2017年10月24日火曜日

【書評】古内一絵『風の向こうへ駆け抜けろ』(小学館文庫)

ベタなところがいい


 ぶっちゃけ、ベタなストーリー。でも、そこがいい。昭和の香りの漂う、青春スポーツ小説だ。
 やる気のない厩舎スタッフや、有力馬主の嫌がらせなど、「分かりやすっ」という障壁に立ち向かう新人女性騎手が主人公。しかし、彼女のひたむきさが仲間のやる気を呼び起こし、厩舎は一丸に。そこに一頭の馬も加わり、みんなが一体となって障壁を乗り越えていき、最後には…という、ひと昔前のスポ根マンガのようなストーリーだ。でも、それがいい。
 主人公のひたむきさには、ついつい肩入れしたくなる。しかし、主人公を女性としてではなく、娘として見てしまうのが少し残念だ…。
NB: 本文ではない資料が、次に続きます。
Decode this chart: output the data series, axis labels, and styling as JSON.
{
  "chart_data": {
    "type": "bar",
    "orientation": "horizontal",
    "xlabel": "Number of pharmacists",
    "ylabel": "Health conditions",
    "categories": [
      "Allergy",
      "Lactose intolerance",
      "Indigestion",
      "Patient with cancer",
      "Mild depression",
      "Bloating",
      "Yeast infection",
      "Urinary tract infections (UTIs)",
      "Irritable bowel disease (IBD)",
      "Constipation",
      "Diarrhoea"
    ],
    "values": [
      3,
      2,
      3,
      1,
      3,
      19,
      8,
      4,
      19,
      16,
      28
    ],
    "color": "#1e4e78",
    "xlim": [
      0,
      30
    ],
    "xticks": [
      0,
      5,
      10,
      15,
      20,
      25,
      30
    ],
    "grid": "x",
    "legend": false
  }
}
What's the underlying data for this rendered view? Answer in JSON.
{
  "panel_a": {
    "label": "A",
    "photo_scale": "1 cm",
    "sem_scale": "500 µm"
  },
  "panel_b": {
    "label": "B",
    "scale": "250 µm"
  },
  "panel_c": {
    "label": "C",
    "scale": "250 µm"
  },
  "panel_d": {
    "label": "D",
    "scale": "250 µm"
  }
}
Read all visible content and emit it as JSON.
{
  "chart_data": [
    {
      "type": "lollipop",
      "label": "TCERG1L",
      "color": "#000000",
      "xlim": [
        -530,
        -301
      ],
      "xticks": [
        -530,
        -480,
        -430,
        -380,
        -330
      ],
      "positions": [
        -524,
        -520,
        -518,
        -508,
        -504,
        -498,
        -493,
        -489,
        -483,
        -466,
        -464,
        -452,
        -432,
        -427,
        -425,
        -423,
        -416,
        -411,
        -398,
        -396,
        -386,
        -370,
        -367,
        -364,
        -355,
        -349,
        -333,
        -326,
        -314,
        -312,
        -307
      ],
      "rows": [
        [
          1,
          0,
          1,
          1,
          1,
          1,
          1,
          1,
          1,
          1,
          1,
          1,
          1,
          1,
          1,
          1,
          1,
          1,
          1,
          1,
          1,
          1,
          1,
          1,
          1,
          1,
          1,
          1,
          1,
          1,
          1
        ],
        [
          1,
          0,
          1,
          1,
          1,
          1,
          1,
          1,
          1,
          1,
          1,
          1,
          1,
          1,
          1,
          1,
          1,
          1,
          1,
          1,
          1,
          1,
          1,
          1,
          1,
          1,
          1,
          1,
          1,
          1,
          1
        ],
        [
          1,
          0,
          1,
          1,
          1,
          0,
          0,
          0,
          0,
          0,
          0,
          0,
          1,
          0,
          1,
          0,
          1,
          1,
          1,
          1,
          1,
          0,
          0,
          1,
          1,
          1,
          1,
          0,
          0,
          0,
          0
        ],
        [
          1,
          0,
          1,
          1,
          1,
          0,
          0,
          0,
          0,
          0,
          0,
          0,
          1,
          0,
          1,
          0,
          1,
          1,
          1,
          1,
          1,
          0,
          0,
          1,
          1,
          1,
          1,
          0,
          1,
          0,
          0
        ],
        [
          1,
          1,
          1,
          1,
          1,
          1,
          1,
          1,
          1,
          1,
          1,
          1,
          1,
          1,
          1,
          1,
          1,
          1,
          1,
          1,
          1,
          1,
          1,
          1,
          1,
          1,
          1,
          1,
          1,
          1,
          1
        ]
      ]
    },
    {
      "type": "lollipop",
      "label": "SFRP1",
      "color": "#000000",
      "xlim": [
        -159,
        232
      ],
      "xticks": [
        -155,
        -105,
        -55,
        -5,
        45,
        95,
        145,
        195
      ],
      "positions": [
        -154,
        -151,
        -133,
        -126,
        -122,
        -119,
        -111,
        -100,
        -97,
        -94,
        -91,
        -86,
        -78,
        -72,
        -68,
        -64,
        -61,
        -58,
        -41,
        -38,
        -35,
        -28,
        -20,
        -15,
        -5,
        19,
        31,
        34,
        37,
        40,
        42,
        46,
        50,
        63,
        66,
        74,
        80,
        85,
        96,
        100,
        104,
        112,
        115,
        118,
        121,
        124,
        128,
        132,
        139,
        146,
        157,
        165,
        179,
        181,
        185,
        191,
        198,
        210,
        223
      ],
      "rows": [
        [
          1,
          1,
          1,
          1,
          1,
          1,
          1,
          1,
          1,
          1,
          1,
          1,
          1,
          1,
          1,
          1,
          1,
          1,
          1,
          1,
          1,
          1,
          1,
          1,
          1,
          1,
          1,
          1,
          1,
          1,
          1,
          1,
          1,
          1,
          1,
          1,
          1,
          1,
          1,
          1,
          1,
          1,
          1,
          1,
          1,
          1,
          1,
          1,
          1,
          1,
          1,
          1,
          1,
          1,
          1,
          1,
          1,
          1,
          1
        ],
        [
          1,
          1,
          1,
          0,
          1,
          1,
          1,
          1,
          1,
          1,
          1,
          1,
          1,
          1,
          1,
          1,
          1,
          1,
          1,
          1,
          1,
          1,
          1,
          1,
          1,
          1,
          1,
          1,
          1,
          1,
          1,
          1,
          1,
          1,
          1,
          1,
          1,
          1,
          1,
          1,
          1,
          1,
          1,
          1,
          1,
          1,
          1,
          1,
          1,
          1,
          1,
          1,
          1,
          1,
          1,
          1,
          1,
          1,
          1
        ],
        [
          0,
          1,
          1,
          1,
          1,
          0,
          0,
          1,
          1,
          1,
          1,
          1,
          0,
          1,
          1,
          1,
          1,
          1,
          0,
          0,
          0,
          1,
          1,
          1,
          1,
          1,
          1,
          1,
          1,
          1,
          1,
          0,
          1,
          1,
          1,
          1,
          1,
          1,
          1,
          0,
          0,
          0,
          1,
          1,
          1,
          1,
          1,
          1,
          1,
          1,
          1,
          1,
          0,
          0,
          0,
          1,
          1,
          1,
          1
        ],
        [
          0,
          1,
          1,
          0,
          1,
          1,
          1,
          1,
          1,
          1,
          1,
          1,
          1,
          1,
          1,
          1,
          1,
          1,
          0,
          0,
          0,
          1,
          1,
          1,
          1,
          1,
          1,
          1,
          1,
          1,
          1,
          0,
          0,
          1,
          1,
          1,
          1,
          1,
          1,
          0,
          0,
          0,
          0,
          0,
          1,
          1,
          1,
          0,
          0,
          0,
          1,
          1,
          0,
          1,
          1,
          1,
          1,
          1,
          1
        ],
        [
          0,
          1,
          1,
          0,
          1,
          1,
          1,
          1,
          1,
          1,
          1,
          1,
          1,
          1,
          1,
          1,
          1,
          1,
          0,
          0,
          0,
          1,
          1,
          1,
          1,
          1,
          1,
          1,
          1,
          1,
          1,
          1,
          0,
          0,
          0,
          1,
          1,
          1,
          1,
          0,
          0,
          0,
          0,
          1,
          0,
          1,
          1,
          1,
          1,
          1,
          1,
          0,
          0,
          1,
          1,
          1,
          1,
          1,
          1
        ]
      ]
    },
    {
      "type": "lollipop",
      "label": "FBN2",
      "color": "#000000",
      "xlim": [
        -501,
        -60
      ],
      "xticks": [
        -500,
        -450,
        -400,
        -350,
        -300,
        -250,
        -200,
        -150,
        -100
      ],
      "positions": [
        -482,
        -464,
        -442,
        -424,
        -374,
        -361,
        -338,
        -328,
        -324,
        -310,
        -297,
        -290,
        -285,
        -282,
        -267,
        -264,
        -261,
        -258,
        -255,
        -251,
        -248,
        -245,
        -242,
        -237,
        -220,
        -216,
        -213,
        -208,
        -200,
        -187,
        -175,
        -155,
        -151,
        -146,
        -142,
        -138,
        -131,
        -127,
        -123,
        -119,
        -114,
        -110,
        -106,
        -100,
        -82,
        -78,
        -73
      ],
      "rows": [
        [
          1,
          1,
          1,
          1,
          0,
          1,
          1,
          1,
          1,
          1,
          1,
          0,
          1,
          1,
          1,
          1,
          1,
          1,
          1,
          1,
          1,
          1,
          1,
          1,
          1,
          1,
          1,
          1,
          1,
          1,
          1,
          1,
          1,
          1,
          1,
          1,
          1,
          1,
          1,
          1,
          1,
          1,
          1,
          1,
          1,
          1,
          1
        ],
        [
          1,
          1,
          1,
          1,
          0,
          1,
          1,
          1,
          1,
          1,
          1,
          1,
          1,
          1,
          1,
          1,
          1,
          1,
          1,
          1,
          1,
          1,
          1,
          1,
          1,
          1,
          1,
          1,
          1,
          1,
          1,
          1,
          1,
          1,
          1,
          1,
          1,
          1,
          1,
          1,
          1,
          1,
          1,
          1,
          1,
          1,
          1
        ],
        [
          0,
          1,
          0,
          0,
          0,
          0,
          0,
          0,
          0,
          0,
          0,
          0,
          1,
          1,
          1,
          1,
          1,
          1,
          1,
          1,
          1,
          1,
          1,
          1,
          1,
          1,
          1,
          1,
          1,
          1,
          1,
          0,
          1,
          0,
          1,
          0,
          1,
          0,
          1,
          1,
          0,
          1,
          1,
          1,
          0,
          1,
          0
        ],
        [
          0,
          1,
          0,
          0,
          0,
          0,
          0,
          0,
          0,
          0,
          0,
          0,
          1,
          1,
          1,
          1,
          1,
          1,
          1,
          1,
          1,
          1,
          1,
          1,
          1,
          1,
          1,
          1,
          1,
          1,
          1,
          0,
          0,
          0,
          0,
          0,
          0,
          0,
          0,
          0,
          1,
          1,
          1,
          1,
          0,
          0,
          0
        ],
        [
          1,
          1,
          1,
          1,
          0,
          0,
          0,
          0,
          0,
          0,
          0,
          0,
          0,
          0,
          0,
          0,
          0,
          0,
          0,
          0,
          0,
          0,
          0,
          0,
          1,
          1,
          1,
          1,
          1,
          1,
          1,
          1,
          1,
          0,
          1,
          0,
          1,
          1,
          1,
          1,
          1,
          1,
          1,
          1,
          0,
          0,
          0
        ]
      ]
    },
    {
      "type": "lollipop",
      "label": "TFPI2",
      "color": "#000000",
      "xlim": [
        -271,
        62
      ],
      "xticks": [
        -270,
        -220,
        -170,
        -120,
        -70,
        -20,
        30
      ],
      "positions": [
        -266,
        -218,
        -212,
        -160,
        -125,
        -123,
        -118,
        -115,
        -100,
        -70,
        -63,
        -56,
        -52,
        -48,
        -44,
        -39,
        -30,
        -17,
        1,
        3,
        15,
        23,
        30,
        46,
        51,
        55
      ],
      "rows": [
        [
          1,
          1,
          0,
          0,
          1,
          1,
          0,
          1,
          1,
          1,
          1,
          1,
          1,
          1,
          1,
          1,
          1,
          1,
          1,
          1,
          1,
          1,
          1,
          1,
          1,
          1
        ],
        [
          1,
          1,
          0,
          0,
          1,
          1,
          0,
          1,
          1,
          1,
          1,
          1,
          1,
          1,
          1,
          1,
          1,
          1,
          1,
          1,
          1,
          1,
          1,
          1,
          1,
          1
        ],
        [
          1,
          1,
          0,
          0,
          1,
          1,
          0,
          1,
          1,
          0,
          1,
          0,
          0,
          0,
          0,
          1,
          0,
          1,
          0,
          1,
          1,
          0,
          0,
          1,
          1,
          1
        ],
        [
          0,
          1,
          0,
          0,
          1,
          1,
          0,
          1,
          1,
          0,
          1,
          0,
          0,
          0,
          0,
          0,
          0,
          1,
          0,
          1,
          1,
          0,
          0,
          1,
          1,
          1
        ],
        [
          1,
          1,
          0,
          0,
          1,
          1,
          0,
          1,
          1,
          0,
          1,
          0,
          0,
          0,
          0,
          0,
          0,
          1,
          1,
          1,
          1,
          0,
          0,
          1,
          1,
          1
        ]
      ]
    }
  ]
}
 最近、本書のような「ベタ」なストーリーが復活しているような気がする。「アルプスの少女ハイジ」に代表される(?)、「理不尽な障壁をひたむきに、まっすぐ乗り越える」的な昭和風の話が増えているように思うのだ。
 好景気と言われるのに、それが実感できない。そんな閉塞感が、こういう昭和の香りのストーリーを求めさせるのかもしれない。

《あらすじ》
 主人公は地方競馬の新人女性騎手、瑞穂。配属されたのは、全く人気のない競馬場の、全くやる気のない厩舎。調教師もスタッフも、なんの覇気もない。そんなどん底の環境で騎手生活がスタートする。さらには有力馬主の陰湿な嫌がらせにあってしまう。
 そんな状況の下、ついに動いたのがボスの調教師。女性騎手のひたむきさが仲間を動かし、厩舎が一丸となり始める。そこへ加わった競走馬とともに、みんなで障壁を乗り越えていく。そして、ついには中央競馬(JRA)のレースにも出走。その結果やいかに。